A new patient came to the ward one day with an unusually large amount of clothing. He had several pairs of Khaki pants, a few shirts, three pairs of shoes and other bits and pieces. We didn’t know how he had acquired it all, but in a week’s time, everything he owned had disappeared. It was stolen during the night as he lay asleep.

During the man’s short stay in the ward, he developed a close friendship with another man who slept beside him. As I walked up and down the aisle, I noticed that they often rested with their heads on each other’s arms. They had apparently found solace in each other’s company. After just a few days in the ward, the man who had so much clothing died of unknown symptoms. His friend followed him two days later.

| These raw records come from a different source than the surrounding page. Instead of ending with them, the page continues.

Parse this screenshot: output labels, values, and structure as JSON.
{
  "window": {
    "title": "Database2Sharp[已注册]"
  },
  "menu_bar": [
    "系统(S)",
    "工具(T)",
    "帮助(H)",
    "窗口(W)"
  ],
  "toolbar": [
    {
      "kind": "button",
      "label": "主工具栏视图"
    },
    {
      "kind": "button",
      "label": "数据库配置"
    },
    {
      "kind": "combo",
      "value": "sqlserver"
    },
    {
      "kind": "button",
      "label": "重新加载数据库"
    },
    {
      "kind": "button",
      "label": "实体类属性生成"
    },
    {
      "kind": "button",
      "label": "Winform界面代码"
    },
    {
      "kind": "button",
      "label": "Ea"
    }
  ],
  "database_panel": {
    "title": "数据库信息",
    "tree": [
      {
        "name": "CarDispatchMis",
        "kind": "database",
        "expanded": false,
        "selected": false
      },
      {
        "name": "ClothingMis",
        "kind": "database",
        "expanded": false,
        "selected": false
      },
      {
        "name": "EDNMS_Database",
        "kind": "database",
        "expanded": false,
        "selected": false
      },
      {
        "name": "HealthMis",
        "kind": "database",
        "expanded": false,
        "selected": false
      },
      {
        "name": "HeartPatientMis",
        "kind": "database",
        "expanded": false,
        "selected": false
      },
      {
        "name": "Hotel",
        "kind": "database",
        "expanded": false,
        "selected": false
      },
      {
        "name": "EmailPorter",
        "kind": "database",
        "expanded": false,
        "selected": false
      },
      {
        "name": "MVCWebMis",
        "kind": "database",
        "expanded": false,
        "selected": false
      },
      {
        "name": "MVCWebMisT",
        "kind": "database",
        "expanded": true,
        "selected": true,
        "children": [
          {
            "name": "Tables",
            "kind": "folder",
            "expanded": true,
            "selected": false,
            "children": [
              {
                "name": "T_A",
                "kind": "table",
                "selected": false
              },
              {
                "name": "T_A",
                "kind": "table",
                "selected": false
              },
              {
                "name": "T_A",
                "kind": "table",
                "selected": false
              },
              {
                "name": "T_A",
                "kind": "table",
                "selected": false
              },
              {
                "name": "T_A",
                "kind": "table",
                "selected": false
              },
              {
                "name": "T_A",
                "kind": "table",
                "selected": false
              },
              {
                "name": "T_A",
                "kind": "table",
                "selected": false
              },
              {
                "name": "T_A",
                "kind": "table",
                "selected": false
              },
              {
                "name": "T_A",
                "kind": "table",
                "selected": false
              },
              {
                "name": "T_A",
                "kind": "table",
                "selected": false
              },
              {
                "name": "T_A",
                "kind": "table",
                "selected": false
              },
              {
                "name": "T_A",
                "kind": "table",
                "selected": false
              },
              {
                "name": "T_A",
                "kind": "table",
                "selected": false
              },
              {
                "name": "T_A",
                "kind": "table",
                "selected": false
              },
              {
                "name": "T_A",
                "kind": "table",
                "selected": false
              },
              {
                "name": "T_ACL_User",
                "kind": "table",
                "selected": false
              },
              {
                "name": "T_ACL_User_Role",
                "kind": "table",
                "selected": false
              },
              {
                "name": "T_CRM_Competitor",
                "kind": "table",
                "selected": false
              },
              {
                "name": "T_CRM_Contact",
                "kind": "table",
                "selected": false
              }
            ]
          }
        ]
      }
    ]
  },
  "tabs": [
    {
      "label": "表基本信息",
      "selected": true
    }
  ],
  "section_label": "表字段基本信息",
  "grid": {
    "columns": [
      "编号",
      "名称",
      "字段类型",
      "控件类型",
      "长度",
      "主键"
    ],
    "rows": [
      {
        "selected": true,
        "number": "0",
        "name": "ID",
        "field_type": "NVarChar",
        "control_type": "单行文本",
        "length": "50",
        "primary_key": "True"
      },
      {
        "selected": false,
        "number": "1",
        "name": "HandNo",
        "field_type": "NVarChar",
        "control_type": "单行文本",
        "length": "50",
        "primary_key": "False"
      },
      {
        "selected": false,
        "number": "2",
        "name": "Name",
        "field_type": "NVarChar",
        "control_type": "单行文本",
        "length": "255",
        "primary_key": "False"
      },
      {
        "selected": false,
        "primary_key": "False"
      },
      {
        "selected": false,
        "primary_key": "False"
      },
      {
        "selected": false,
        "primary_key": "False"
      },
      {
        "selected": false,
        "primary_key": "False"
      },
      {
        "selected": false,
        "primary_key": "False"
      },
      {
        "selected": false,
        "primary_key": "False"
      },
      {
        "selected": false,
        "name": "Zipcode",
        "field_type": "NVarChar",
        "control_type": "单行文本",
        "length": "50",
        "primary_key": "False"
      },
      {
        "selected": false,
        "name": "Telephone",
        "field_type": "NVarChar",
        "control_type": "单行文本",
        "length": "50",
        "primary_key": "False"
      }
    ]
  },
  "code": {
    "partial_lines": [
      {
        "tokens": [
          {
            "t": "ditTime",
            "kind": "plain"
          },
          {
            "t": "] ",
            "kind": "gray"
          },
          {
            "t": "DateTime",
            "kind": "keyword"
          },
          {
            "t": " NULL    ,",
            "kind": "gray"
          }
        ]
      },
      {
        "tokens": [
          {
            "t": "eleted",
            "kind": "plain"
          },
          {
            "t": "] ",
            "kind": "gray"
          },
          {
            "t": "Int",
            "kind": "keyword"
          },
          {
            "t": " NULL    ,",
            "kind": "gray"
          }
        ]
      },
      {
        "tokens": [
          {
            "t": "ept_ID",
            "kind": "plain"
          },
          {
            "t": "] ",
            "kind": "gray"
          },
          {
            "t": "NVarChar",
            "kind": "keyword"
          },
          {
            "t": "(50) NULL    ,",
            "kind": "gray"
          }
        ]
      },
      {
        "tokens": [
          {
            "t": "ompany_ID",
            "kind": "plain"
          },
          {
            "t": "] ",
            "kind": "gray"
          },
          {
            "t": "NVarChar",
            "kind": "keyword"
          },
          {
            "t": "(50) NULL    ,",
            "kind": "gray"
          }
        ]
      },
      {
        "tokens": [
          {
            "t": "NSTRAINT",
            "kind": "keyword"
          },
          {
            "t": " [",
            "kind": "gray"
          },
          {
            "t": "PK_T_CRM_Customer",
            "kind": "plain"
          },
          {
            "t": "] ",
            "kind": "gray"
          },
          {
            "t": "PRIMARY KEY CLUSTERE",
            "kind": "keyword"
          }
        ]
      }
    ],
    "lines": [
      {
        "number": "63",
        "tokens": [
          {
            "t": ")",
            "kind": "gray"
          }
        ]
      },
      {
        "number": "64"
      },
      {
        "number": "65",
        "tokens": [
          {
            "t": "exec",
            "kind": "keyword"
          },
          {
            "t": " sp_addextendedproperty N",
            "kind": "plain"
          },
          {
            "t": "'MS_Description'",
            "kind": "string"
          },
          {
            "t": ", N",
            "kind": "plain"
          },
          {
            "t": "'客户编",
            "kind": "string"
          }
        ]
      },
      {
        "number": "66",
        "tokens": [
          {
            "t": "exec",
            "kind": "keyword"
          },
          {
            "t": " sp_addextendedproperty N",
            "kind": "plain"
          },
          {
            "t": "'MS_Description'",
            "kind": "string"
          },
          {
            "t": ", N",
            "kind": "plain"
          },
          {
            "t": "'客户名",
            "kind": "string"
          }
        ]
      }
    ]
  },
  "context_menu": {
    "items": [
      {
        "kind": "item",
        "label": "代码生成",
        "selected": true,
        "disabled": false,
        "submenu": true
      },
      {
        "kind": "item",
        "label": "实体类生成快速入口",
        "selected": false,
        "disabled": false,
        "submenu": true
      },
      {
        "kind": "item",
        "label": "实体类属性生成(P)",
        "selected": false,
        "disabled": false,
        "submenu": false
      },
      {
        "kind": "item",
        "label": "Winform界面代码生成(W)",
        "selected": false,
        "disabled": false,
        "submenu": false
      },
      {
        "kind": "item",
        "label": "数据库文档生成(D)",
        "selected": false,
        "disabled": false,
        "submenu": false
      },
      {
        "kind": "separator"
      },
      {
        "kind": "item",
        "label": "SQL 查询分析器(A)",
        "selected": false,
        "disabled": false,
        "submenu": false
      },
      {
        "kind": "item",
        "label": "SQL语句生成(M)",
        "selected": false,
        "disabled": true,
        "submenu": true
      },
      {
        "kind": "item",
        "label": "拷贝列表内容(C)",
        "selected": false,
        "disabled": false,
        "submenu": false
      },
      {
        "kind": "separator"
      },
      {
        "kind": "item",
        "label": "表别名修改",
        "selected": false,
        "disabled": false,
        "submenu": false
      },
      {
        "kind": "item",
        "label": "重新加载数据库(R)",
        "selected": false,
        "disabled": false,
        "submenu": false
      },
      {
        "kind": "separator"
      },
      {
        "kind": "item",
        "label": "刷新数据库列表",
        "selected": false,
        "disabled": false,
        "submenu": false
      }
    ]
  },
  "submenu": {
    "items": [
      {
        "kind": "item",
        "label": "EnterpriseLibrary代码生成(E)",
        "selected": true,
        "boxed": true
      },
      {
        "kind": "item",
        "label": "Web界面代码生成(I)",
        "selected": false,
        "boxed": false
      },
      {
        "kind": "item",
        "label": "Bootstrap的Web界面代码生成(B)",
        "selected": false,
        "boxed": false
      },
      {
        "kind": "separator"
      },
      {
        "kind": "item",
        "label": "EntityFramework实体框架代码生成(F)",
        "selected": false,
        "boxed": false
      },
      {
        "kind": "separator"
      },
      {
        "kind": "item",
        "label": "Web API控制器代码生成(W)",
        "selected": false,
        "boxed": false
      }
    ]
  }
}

Homosexuality was not common in the camp. There were a few gay soldiers, but the weakened condition of the men held any sexual activity to a minimum. Nevertheless, it did exist. I remembered one incident involving a gay sergeant and a Japanese soldier. My barracks was next to a Japanese post and we had to bow or salute the guards as we walked past. This gay sergeant always make a bow that appeared to be curtsy and the Japanese soldiers were impressed with his manner. One day, as I happened to be in the barracks with a bout of malaria, I noticed the sergeant resting on the floor when a Japanese soldier entered and flashed some bills in front him. The sergeant and the Japanese left, and we suspected that was the start or their relationship.

Thievery was common and wide spread in the prison camp. There was no place to hide anything. Even as a man lay dying, whatever clothing he was wearing would disappear during the night. In the morning, the dead man would be naked, ready for the graveyard in the same condition he came into the world.

Scurvy, caused by the lack of vitamins, was a serious threat to everyone. We all suffered greatly from the disease. At times my tongue was so swollen I could hardly swallow. My gums bled and my teeth became loose and came near to falling out. Many men did lose their teeth.

The worst threat was diphtheria, and when it suddenly made its appearance in camp, we were really scared. We immediately erected a huge tent that could house a hundred men at a time. Here we isolated patients with the dreaded disease. It seemed to do little good. In no time at all the tent was filled with ailing men. We had no antitoxin or medication to fight the disease. As the number of dead began to mount, each man waited in fear that he would be the next to go.

Sleeping as close together as we had to in such confined quarters in the barracks, it was impossible not to ignore the man next to you. If you didn’t like your neighbor, you could move away providing you could find space somewhere else to lie down. You always moved if you thought the person next to you had a contagious disease. But moving from one place to another was no assurance you were better off.

I had one neighbor, a Dutchman, I came to like very much. We used to lie awake at night and talk about the future. He was very much interested in the delicatessen business, and so he spent much time telling me how he prepared different kinds of sausages and jars of pickles. Our talking about the future seemed to keep him, and me, from facing reality in Cabanatuan.

We had to sleep so close together that we often breathed in each other’s face during the night. One afternoon when I returned from the ward he was missing. I asked where he had gone, and was told he had contracted diphtheria and had been taken to the isolation tent.

I visited him a few days later. From a distance I tried to talk to him. He was unable to eat, and he motioned to me that he was having a hard time swallowing and breathing. We decided that if he were to survive he needed some kind of tube or straw to breathe through. A friend in surgery gave me a pipette, a glass tube used in a laboratory. I was so pleased that I could help my friend that I rushed back to the tent to give it to him. I was too late. I found him dead. I felt myself grow weak and I broke into a sweat. I knew I had been exposed to the same bug that caused his death. Yet somehow I was spared.